At SMOKE, he played “It’s Ain’t Necessarily So” faster and more aggressively, with less emphasis on the shifts, and he also threw in a quote from “Rhapsody in Blue” that wasn’t just a Gershwin reference, but specifically recalled the way Nat King Cole would interpolate that fragment into other tunes, like during the coda of “I Know That You Know.” So in a sense, he’s quoting Gershwin-within-Gershwin and Cole at the same time.

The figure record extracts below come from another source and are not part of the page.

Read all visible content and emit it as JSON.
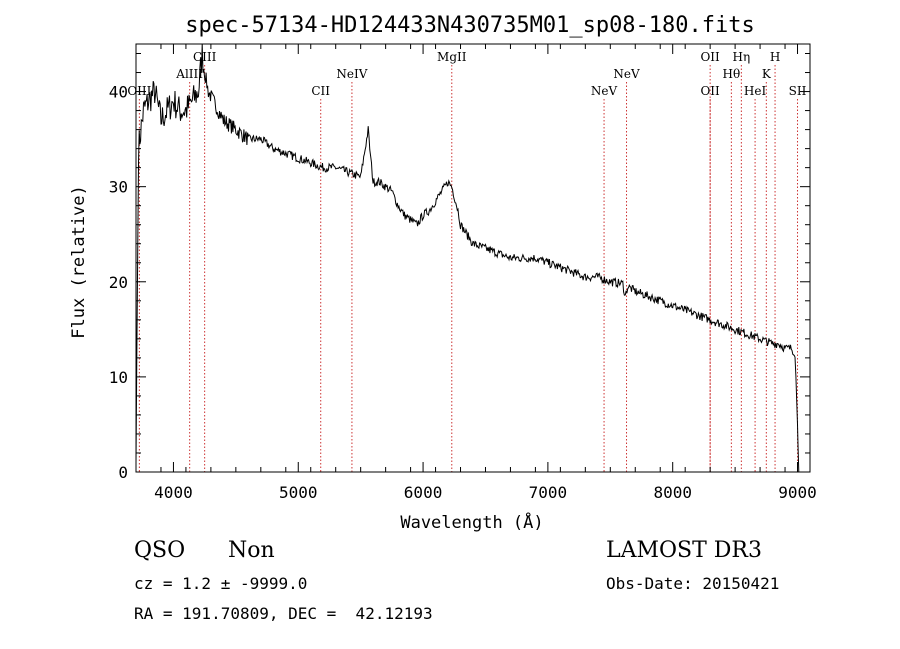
{
  "chart_data": {
    "type": "line",
    "title": "spec-57134-HD124433N430735M01_sp08-180.fits",
    "xlabel": "Wavelength (Å)",
    "ylabel": "Flux (relative)",
    "xlim": [
      3700,
      9100
    ],
    "ylim": [
      0,
      45
    ],
    "xticks": [
      "4000",
      "5000",
      "6000",
      "7000",
      "8000",
      "9000"
    ],
    "yticks": [
      "0",
      "10",
      "20",
      "30",
      "40"
    ],
    "series": [
      {
        "name": "flux",
        "x": [
          3700,
          3720,
          3760,
          3800,
          3850,
          3900,
          3950,
          4000,
          4050,
          4100,
          4150,
          4200,
          4230,
          4250,
          4280,
          4320,
          4400,
          4500,
          4600,
          4700,
          4800,
          4900,
          5000,
          5100,
          5200,
          5300,
          5400,
          5500,
          5560,
          5580,
          5600,
          5650,
          5700,
          5750,
          5800,
          5850,
          5900,
          5950,
          6000,
          6050,
          6100,
          6150,
          6200,
          6230,
          6250,
          6280,
          6300,
          6350,
          6400,
          6500,
          6600,
          6700,
          6800,
          6900,
          7000,
          7100,
          7200,
          7300,
          7400,
          7500,
          7600,
          7620,
          7640,
          7700,
          7800,
          7900,
          8000,
          8100,
          8200,
          8300,
          8400,
          8500,
          8600,
          8700,
          8800,
          8850,
          8900,
          8950,
          8980,
          9000,
          9010
        ],
        "y": [
          1,
          34,
          38,
          39,
          40,
          37,
          38,
          39,
          38,
          38,
          39,
          40,
          44,
          42,
          40,
          39,
          37,
          36,
          35,
          35,
          34,
          33.5,
          33,
          32.5,
          32,
          32,
          31.5,
          31,
          36,
          33,
          30.5,
          30.5,
          30,
          29.5,
          28,
          27,
          26.5,
          26,
          27,
          27.5,
          28.5,
          29.5,
          30.5,
          30,
          29,
          27.5,
          26,
          25,
          24,
          23.5,
          23,
          22.5,
          22.5,
          22.5,
          22,
          21.5,
          21,
          20.5,
          20.5,
          20,
          19.8,
          18.5,
          19.5,
          19,
          18.5,
          18,
          17.5,
          17,
          16.5,
          16,
          15.5,
          15,
          14.5,
          14,
          13.5,
          13.5,
          13,
          13,
          12.5,
          5,
          0
        ]
      }
    ],
    "lines": [
      {
        "name": "OIII",
        "x": 3727,
        "row": 3
      },
      {
        "name": "AlIII",
        "x": 4130,
        "row": 2
      },
      {
        "name": "CIII",
        "x": 4250,
        "row": 1
      },
      {
        "name": "CII",
        "x": 5180,
        "row": 3
      },
      {
        "name": "NeIV",
        "x": 5430,
        "row": 2
      },
      {
        "name": "MgII",
        "x": 6230,
        "row": 1
      },
      {
        "name": "NeV",
        "x": 7450,
        "row": 3
      },
      {
        "name": "NeV",
        "x": 7630,
        "row": 2
      },
      {
        "name": "OII",
        "x": 8300,
        "row": 3
      },
      {
        "name": "OII",
        "x": 8300,
        "row": 1
      },
      {
        "name": "Hθ",
        "x": 8470,
        "row": 2
      },
      {
        "name": "Hη",
        "x": 8550,
        "row": 1
      },
      {
        "name": "HeI",
        "x": 8660,
        "row": 3
      },
      {
        "name": "K",
        "x": 8750,
        "row": 2
      },
      {
        "name": "H",
        "x": 8820,
        "row": 1
      },
      {
        "name": "SII",
        "x": 9000,
        "row": 3
      }
    ]
  },
  "info": {
    "class": "QSO",
    "subclass": "Non",
    "cz_line": "cz = 1.2 ± -9999.0",
    "radec_line": "RA = 191.70809, DEC =  42.12193",
    "survey": "LAMOST DR3",
    "obs_date": "Obs-Date: 20150421"
  },
  "colors": {
    "line": "#000000",
    "marker": "#cc3333"
  }
}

At both Dizzy’s and SMOKE, there was a lovely ballad, one of Harry Warren’s last major songs, the title number from the 1957 Hollywood romance “An Affair to Remember.” Mr. Goldberg is so young that it’s probably irrelevant to him that this movie and the song had renewed significance nearly 40 years after the fact when Nora Ephron canonized them as cultural touchstones in 1993’s “Sleepless in Seattle.”
His is a stunning, heartfelt rendition, taking the tune on its own terms, free of all generational baggage. There are also sprightly romps through “Let’s Fall in Love” and “I Concentrate on You,” and an exotic, tropical polyrhythmic take on Henry Mancini’s “Slow Hot Wind.”
A 2024 graduate of the Pine Crest School at his native Miami, Mr. Goldberg is just about to start his first semester at Juilliard. I don’t envy his teachers: It’s going to be hard for them to find areas where he could use some improvement. At 18, he not only has the chops but the depth and spirituality to match.